Richard Linklater lost some street cred with “School of Rock,” which violated true independent-film principles by being a box office success, and “Bad News Bears,” which broke the rules by being a crappy remake. But the maverick director is back to his experimental roots with “A Scanner Darkly,” a futuristic sci-fi story told, as was his 2001 film “Waking Life,” through the magic of rotoscoping.

You may not know the word, but you’ve seen the process. It’s when the images in a regular live-action film are traced over by animation artists, frame by frame, giving the movie a real-but-animated look. (Those of us of a certain age recall with fondness A-ha’s “Take on Me” music video, which used rotoscoping extensively.) “Waking Life” was rotoscoped to enhance the movie’s feeling of surreal dreaminess; “A Scanner Darkly” seems to be doing it just for the sake of doing it. If it weren’t quasi-animated, there would be almost nothing about the film worth noting.

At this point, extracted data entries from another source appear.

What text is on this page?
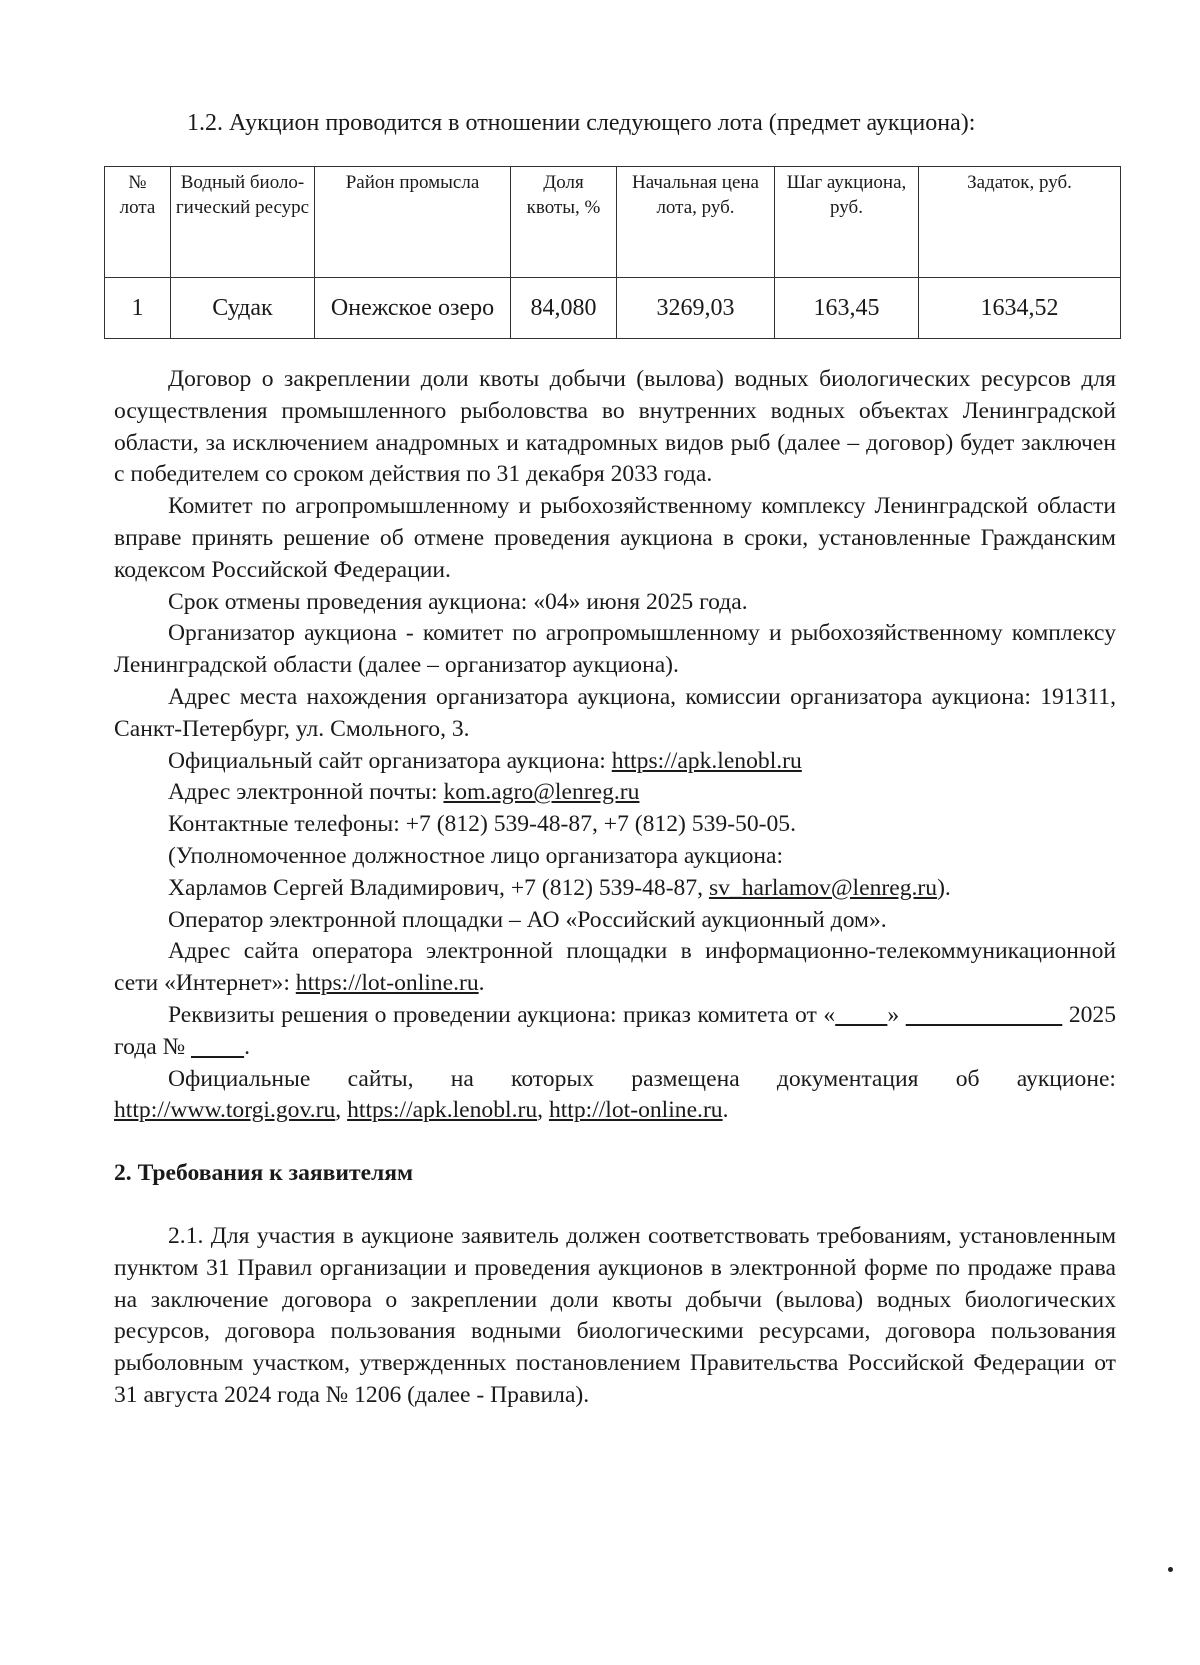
1.2. Аукцион проводится в отношении следующего лота (предмет аукциона):
№ лота	Водный биоло-гический ресурс	Район промысла	Доля квоты, %	Начальная цена лота, руб.	Шаг аукциона, руб.	Задаток, руб.
1	Судак	Онежское озеро	84,080	3269,03	163,45	1634,52

Договор о закреплении доли квоты добычи (вылова) водных биологических ресурсов для осуществления промышленного рыболовства во внутренних водных объектах Ленинградской области, за исключением анадромных и катадромных видов рыб (далее – договор) будет заключен с победителем со сроком действия по 31 декабря 2033 года.

Комитет по агропромышленному и рыбохозяйственному комплексу Ленинградской области вправе принять решение об отмене проведения аукциона в сроки, установленные Гражданским кодексом Российской Федерации.

Срок отмены проведения аукциона: «04» июня 2025 года.

Организатор аукциона - комитет по агропромышленному и рыбохозяйственному комплексу Ленинградской области (далее – организатор аукциона).

Адрес места нахождения организатора аукциона, комиссии организатора аукциона: 191311, Санкт-Петербург, ул. Смольного, 3.

Официальный сайт организатора аукциона: https://apk.lenobl.ru

Адрес электронной почты: kom.agro@lenreg.ru

Контактные телефоны: +7 (812) 539-48-87, +7 (812) 539-50-05.

(Уполномоченное должностное лицо организатора аукциона:

Харламов Сергей Владимирович, +7 (812) 539-48-87, sv_harlamov@lenreg.ru).

Оператор электронной площадки – АО «Российский аукционный дом».

Адрес сайта оператора электронной площадки в информационно-телекоммуникационной сети «Интернет»: https://lot-online.ru.

Реквизиты решения о проведении аукциона: приказ комитета от « »	2025 года №          .

Официальные сайты, на которых размещена документация об аукционе: http://www.torgi.gov.ru, https://apk.lenobl.ru, http://lot-online.ru.

2. Требования к заявителям

2.1. Для участия в аукционе заявитель должен соответствовать требованиям, установленным пунктом 31 Правил организации и проведения аукционов в электронной форме по продаже права на заключение договора о закреплении доли квоты добычи (вылова) водных биологических ресурсов, договора пользования водными биологическими ресурсами, договора пользования рыболовным участком, утвержденных постановлением Правительства Российской Федерации от 31 августа 2024 года № 1206 (далее - Правила).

Based on a novel by Philip K. Dick — whose works have inspired films both good (“Minority Report,” “Total Recall”) and bad (“Impostor,” “Paycheck”) — “Scanner” is set a few years in the future, in a heavily surveilled America where 20 percent of the citizens are addicted to a new illicit drug called Substance D. An organization called New Path is providing rehab for recovering D addicts, but their methods are mysterious and their treatment centers are not open to public scrutiny.

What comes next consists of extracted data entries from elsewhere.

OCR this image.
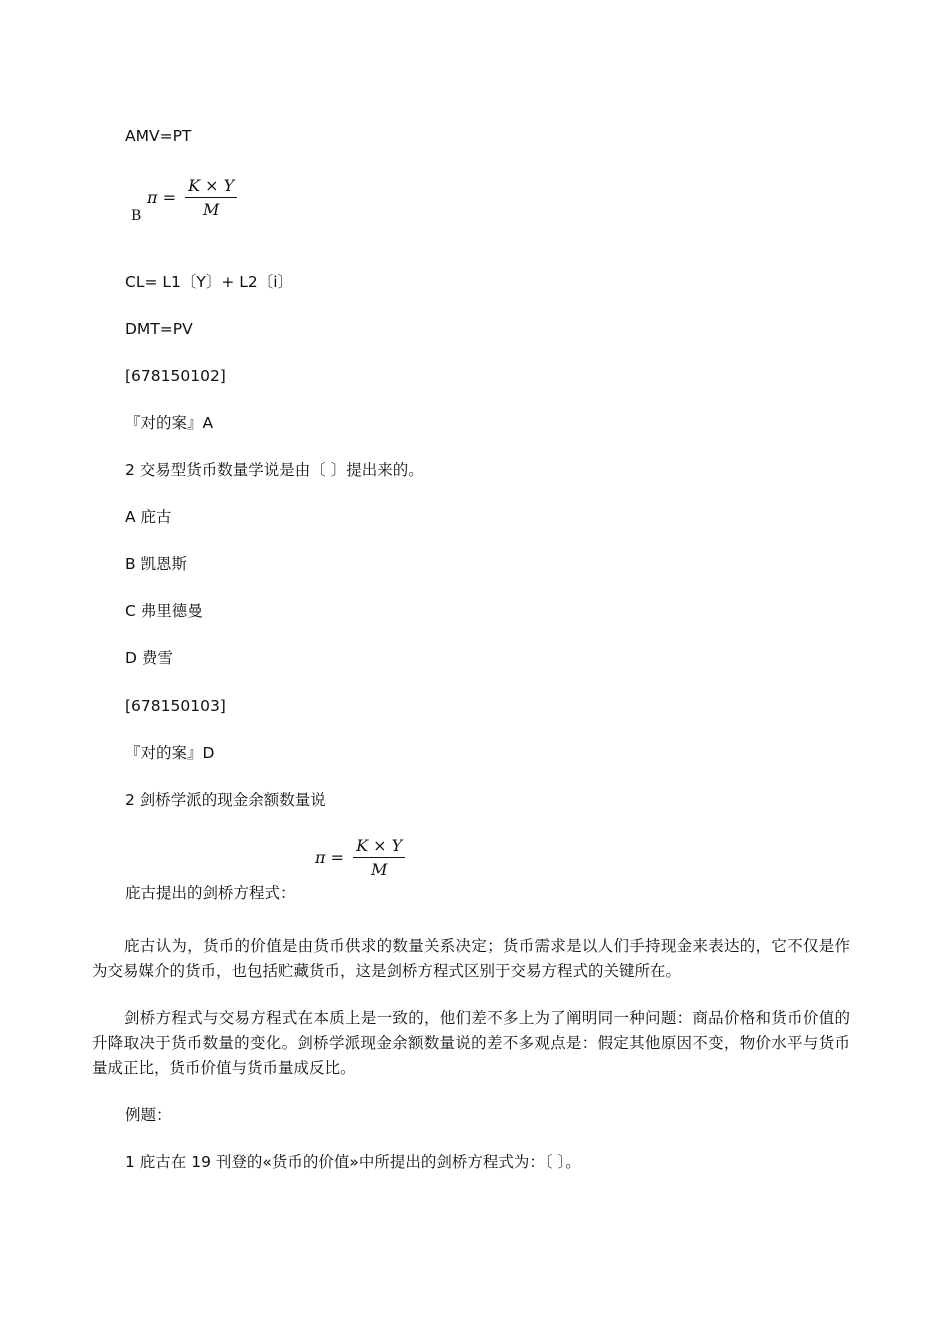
AMV=PT
B
$\pi = \frac{K \times Y}{M}$
CL= L1〔Y〕+ L2〔i〕
DMT=PV
[678150102]
『对的案』A
2 交易型货币数量学说是由〔 〕提出来的。
A 庇古
B 凯恩斯
C 弗里德曼
D 费雪
[678150103]
『对的案』D
2 剑桥学派的现金余额数量说
$\pi = \frac{K \times Y}{M}$
庇古提出的剑桥方程式：
庇古认为，货币的价值是由货币供求的数量关系决定；货币需求是以人们手持现金来表达的，它不仅是作为交易媒介的货币，也包括贮藏货币，这是剑桥方程式区别于交易方程式的关键所在。
剑桥方程式与交易方程式在本质上是一致的，他们差不多上为了阐明同一种问题：商品价格和货币价值的升降取决于货币数量的变化。剑桥学派现金余额数量说的差不多观点是：假定其他原因不变，物价水平与货币量成正比，货币价值与货币量成反比。
例题：
1 庇古在 19 刊登的«货币的价值»中所提出的剑桥方程式为：〔 〕。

Officer Fred (Keanu Reeves) is a cop working deep undercover to expose a drug ring — so deep even his co-workers don’t know his true identity. (A costume called a scramble suit obscures the physical traits and voice of the wearer.) He shares a house with some paranoid burnout drug addicts, including Robert Downey Jr and Woody Harrelson. (Well, OK, characters PLAYED by Robert Downey Jr. and Woody Harrelson.) One of them rats out someone named Robert Arctor as a drug dealer, unaware (as are the cops) that Robert Arctor is — ta-da! — Officer Fred.

Soon Officer Fred is being instructed to plant bugs in Robert Arctor’s (i.e., his own) house and to secretly monitor all activities in the home, all in the interest of ferreting out the dealers and addicts. You can imagine what such an assignment does to the already rather schizophrenic Officer Fred, who’s been taking Substance D himself to aid in infiltrating the drug ring.

A pretty decent premise, you’ll agree, but the story doesn’t give it the respect it deserves. Instead, it’s used as a stepping-stone to a larger, more complicated treatise on the government’s abuse of power (one of Dick’s favorite themes). Which is all well and good, except “A Scanner Darkly,” for all its intriguing visual elements, turns out to be a rather mundane story, not particularly surprising or twisty or inventive.

Acting-wise, it’s like a greatest hits collection: Harrison and Downey play crazy people, and Reeves exudes his usual dull confusion. Winona Ryder is in there, too, as a friend of Robert Arctor’s.

I think some people will be tricked by the unusual visual style into thinking the film is more interesting than it is. I say look beyond that at what’s actually happening and you’ll realize that without the rotoscoping, the movie would be completely undistinguished, competent but only mildly entertaining.

C (1 hr., 40 min.; R, some harsh profanity, brief nudity, brief strong sexuality.)